The cell cycle genes that showed inconsistent or no histone modifications within their promoters were highly enriched among LCG genes (Figure 2E and F). Tissue-specific genes are commonly enriched among LCGs, which suggested that this subset of cell cycle expressed genes that have LCG promoters with no or inconsistent H3K4me3 modifications might be cell type-specific for HaCaT. To test this possibility, we first investigated whether all the human LCG genes without consistent H3K4me3 within the seven cell lines (LCG/NoH3K4me3) were enriched within GO categories or KEGG pathways (18). As expected, the set of all LCG/NoH3K4me3 genes was highly enriched for tissue specific functions, whereas the set of all HCG/H3K4me3 genes was enriched for housekeeping categories and pathways (Supplementary Figure S5, Supplementary Dataset S4). Second, by accounting for such background enrichment within the nine subgroups, we found both the HCG/H3K4me3 cell cycle genes and the intermediate CpG (ICG)/H3K4me3 cell cycle genes to be specifically enriched for cell cycle-related terms (Figure 2G). Moreover, the LCG/NoH3K4me3 cell cycle genes were specifically enriched for the KEGG cytokine–cytokine receptor interaction pathway, which is consistent with cytokines being important regulators of wound healing in general and keratinocyte proliferation in particular (25). Thus, at least some of the cell cycle genes seem to be cell type-specific for HaCaT cells.
To further determine whether cell type-specific factors could explain differences in reported cycling genes, we analysed the overlap among the cell cycle-regulated genes identified in our and previous human studies (Figure 3). Although our study identified more cell cycle genes than did the foreskin fibroblast (FF) (3) and HeLa (2) studies (Figure 3A), the cell cycle genes we identified had clear cycling patterns in HaCaT. In contrast, the genes identified in the two previous studies but missed in our study had weak or inconsistent patterns in HaCaT; compare Figure 3B and and33C.
Some of the differences between the studies were likely related to differences in microarray technologies and study designs. Microarray results are generally reproducible across platforms and laboratories for genes with medium and high expression (26), and the genes common for the three studies were generally highly expressed in HaCaT (Figure 3D). These genes were also strongly enriched for cell cycle functions (Supplementary Table S2), indicating that these common genes represent a core set of cell cycle genes. As for design, although previous studies have either not included or used poorly matched biological replicates, we included three direct biological replicates. This, combined with the reproducibly high level of synchronization for the HaCaT cells, gave our study better statistical power to identify cyclically expressed genes.

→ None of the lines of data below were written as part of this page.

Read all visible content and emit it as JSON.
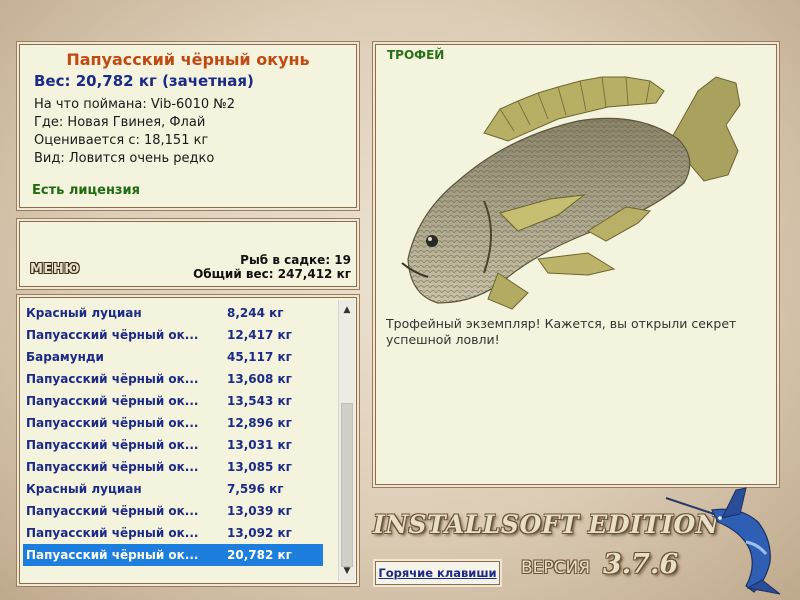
{
  "info": {
    "fish_name": "Папуасский чёрный окунь",
    "weight": "Вес: 20,782 кг (зачетная)",
    "bait": "На что поймана: Vib-6010 №2",
    "location": "Где: Новая Гвинея, Флай",
    "valued_from": "Оценивается с: 18,151 кг",
    "rarity": "Вид: Ловится очень редко",
    "license": "Есть лицензия"
  },
  "stats": {
    "menu_label": "МЕНЮ",
    "fish_in_keepnet": "Рыб в садке: 19",
    "total_weight": "Общий вес: 247,412 кг"
  },
  "catch_list": [
    {
      "name": "Красный луциан",
      "weight": "8,244 кг"
    },
    {
      "name": "Папуасский чёрный ок...",
      "weight": "12,417 кг"
    },
    {
      "name": "Барамунди",
      "weight": "45,117 кг"
    },
    {
      "name": "Папуасский чёрный ок...",
      "weight": "13,608 кг"
    },
    {
      "name": "Папуасский чёрный ок...",
      "weight": "13,543 кг"
    },
    {
      "name": "Папуасский чёрный ок...",
      "weight": "12,896 кг"
    },
    {
      "name": "Папуасский чёрный ок...",
      "weight": "13,031 кг"
    },
    {
      "name": "Папуасский чёрный ок...",
      "weight": "13,085 кг"
    },
    {
      "name": "Красный луциан",
      "weight": "7,596 кг"
    },
    {
      "name": "Папуасский чёрный ок...",
      "weight": "13,039 кг"
    },
    {
      "name": "Папуасский чёрный ок...",
      "weight": "13,092 кг"
    },
    {
      "name": "Папуасский чёрный ок...",
      "weight": "20,782 кг"
    }
  ],
  "selected_index": 11,
  "trophy": {
    "label": "ТРОФЕЙ",
    "text": "Трофейный экземпляр! Кажется, вы открыли секрет успешной ловли!"
  },
  "footer": {
    "hotkeys": "Горячие клавиши",
    "edition": "INSTALLSOFT EDITION",
    "version_label": "ВЕРСИЯ",
    "version": "3.7.6"
  },
  "colors": {
    "selection": "#1e7ede",
    "fish_name": "#c04a12",
    "link_blue": "#1b2a86",
    "license_green": "#1f6c10"
  }
}
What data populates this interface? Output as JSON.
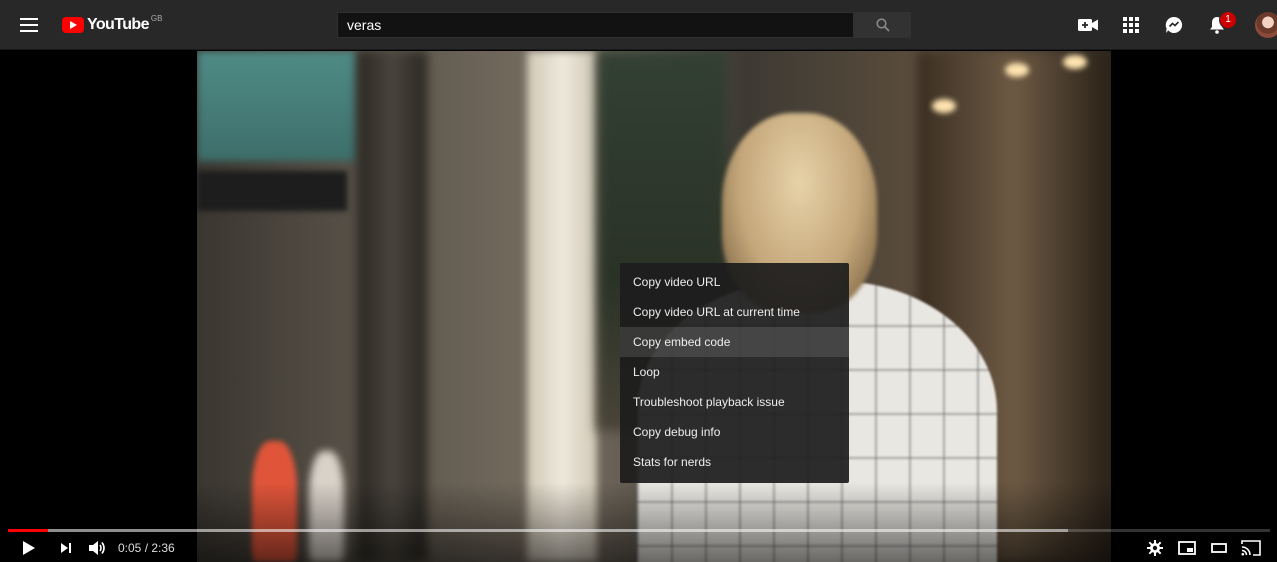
{
  "header": {
    "logo_text": "YouTube",
    "region": "GB",
    "search_value": "veras",
    "notifications_count": "1"
  },
  "icons": {
    "menu": "hamburger-icon",
    "search": "search-icon",
    "create": "video-camera-plus-icon",
    "apps": "apps-grid-icon",
    "messages": "messages-icon",
    "notifications": "bell-icon"
  },
  "context_menu": {
    "items": [
      {
        "label": "Copy video URL"
      },
      {
        "label": "Copy video URL at current time"
      },
      {
        "label": "Copy embed code",
        "highlighted": true
      },
      {
        "label": "Loop"
      },
      {
        "label": "Troubleshoot playback issue"
      },
      {
        "label": "Copy debug info"
      },
      {
        "label": "Stats for nerds"
      }
    ]
  },
  "player": {
    "current_time": "0:05",
    "duration": "2:36",
    "time_display": "0:05 / 2:36",
    "played_fraction": 0.032,
    "buffered_fraction": 0.84,
    "colors": {
      "progress": "#ff0000",
      "accent": "#cc0000"
    }
  }
}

Although the cell cycle genes common for all three studies represented a core set of human cell cycle genes, the other subsets of cell cycle genes were at least partially related to cell type-specific functions and characteristics (Figure 3E). To illustrate, the GO term ‘vitamin D receptor binding’ was overrepresented among the cell cycle genes exclusive for HaCaT, which is consistent with vitamin D and the vitamin D receptor’s important functions in keratinocytes (27). In contrast, and consistent with HeLa’s cancer origin, ‘chronic myeloid leukaemia’ was the only term exclusive for the HeLa cell cycle genes. Further supporting this conclusion, the KEGG pathways ‘nucleotide excision repair’ and ‘base excision repair’ were exclusively overrepresented among the cell cycle genes common for FF and HaCaT, which suggests that these two DNA repair pathways are partially dysregulated in HeLa. Although we cannot exclude that technical differences underlie some of the differences in gene expression (see ‘Discussion’ section), distinct cell types do seem to have distinct cell cycle regulated genes. For some cells, such as HeLa and likely other cancers (3), these distinct cell cycle genes may reflect that the cells are in an abnormal dysregulated state. Nevertheless, for more normal non-tumorigenic cells, such as HaCaT, at least some of the distinct cell cycle genes are related to the cells’ specific functions.

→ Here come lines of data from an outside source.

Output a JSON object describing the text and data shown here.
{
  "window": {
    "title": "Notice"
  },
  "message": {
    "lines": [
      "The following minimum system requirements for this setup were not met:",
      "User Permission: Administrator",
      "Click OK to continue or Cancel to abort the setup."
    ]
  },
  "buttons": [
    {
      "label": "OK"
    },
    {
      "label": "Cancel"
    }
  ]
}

Although the cell cycle genes were generally enriched for H3K4me3, a fraction of the cell cycle genes were marked with H3K27me3 (Figure 2B)—the mark for genes silenced by Polycomb group proteins (28,29). Replication opens compacted chromatin, and although H3K27me3 marks are copied to daughter chromatin, the marks may initially be diluted, such that the normally silenced DNA is transiently accessible for transcription during this replication process. If this model was correct, we would expect that cell cycle genes marked with H3K27me3 were enriched among genes upregulated during DNA replication.

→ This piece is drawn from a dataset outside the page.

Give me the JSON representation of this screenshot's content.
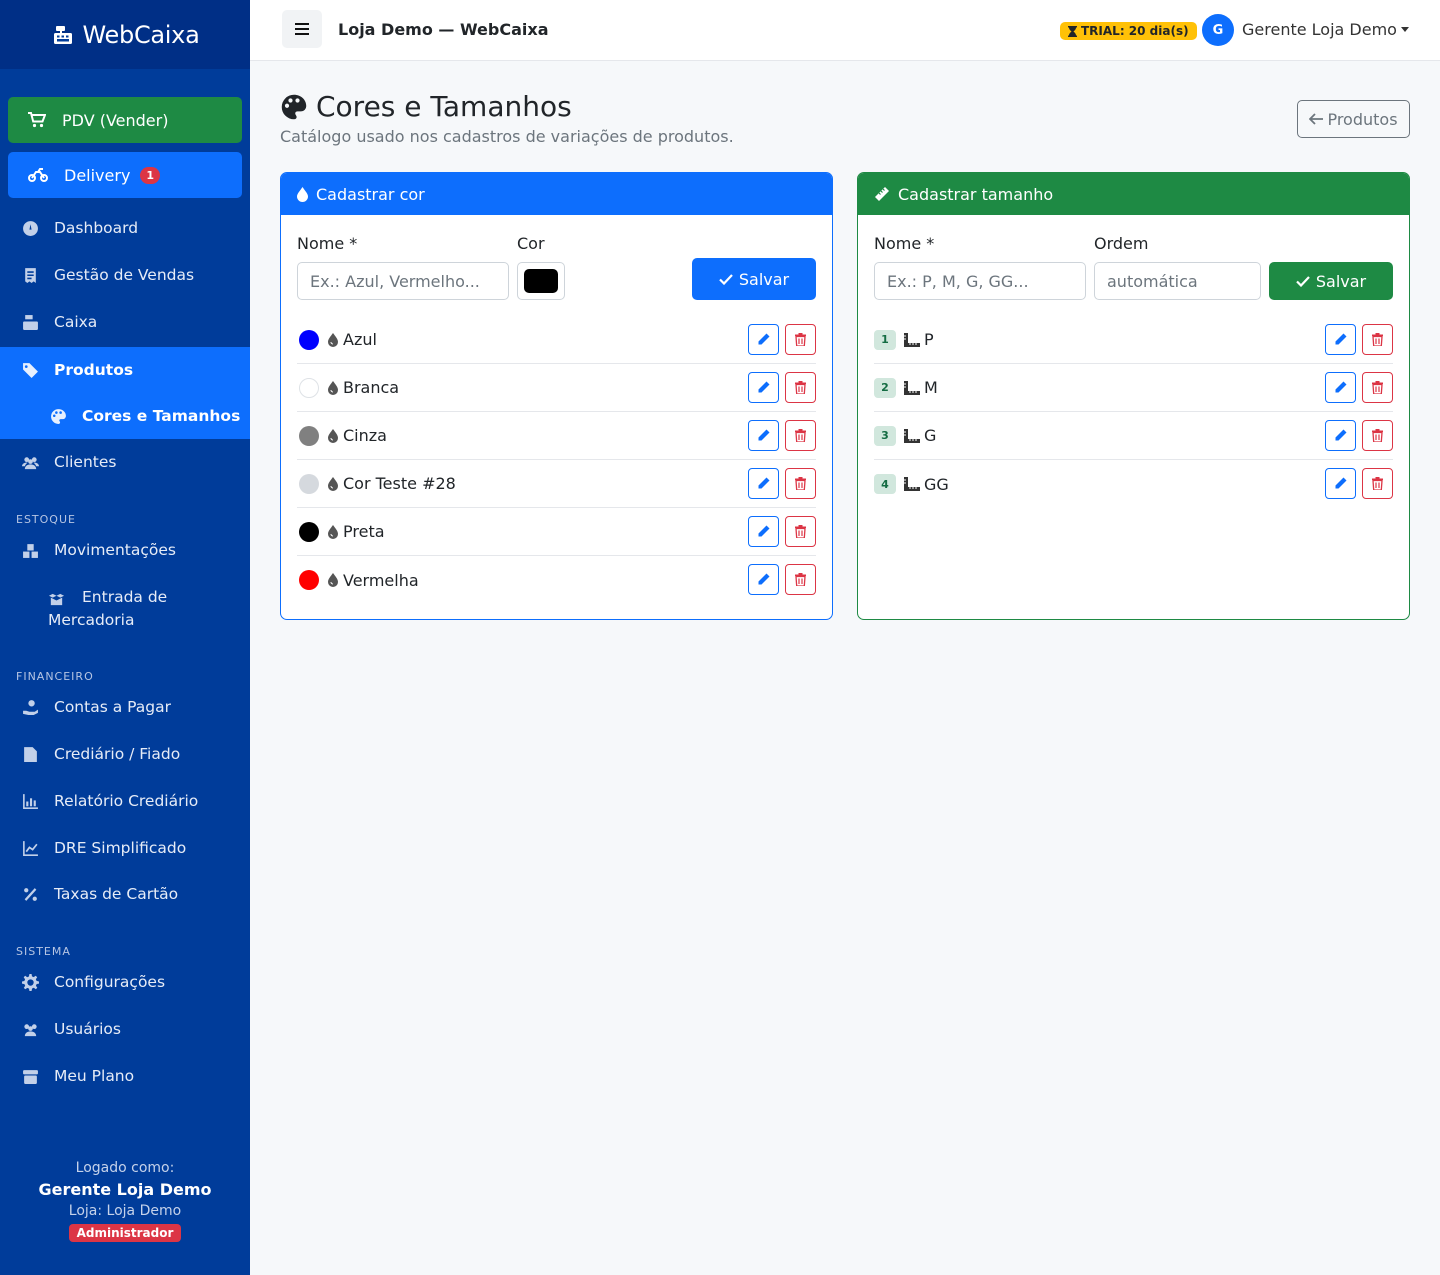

Indeed, the H3K27me3 marks in the HaCaT cells were differentially distributed among the cell cycle genes (Figure 4A). Of genes predominantly expressed in the G1/S and S phases, 37% had H3K4me3 marks and 12% had H3K27me3 marks. In contrast, of genes expressed in G2, G2/M and M/G1, 80% contained H3K4me3, whereas only 1% contained H3K27me3 marks. In total, 87% of the H3K27me3 marked cell cycle genes were expressed in G1/S or S (P = 5e-17; one-tailed binomial test). Similarly, a larger percentage of the G1/S and S phase genes was LCG (Figure 4B). The enrichment of H3K27me3 was not related to CpG content, as the G1/S and S phase genes showed similar enrichment for H3K27me3 independent of CpG content (Figure 4C). These patterns were also consistent within the previously published data from seven different cell lines (13,14) (Supplementary Figure S6).
Replication occurs in distinct domains largely characterized by differences in GC content, and although these domains are partly reorganized during development, domains with high and low GC content are generally replicated early and late in S phase, respectively (30–35). If DNA replication facilitated transient transcription of silenced genes, we would, therefore, expect the genes upregulated during G1/S to generally have a higher GC content than the S phase and other cell cycle genes. Indeed, the G1/S genes had the highest overall GC content of the cell cycle genes (Figure 4D; P-value of 7e-3, two-sided un-paired Student’s t-test with unequal variance of difference in mean between G1/S and S phase genes) and replication-timing data from three different cell lines (30,33) indicated that the G1/S genes on average tended to be replicated earlier than the S phase genes (Figure 4E, Student’s t-test P-value of 1e-3; Supplementary Figure S7). Importantly, 63% of the cell cycle regulated genes reside in genomic regions previously shown to have stable replication timing across multiple cell types (31), and these genes had the same pattern in replication timing as the complete set of cell cycle genes (Supplementary Figure S8).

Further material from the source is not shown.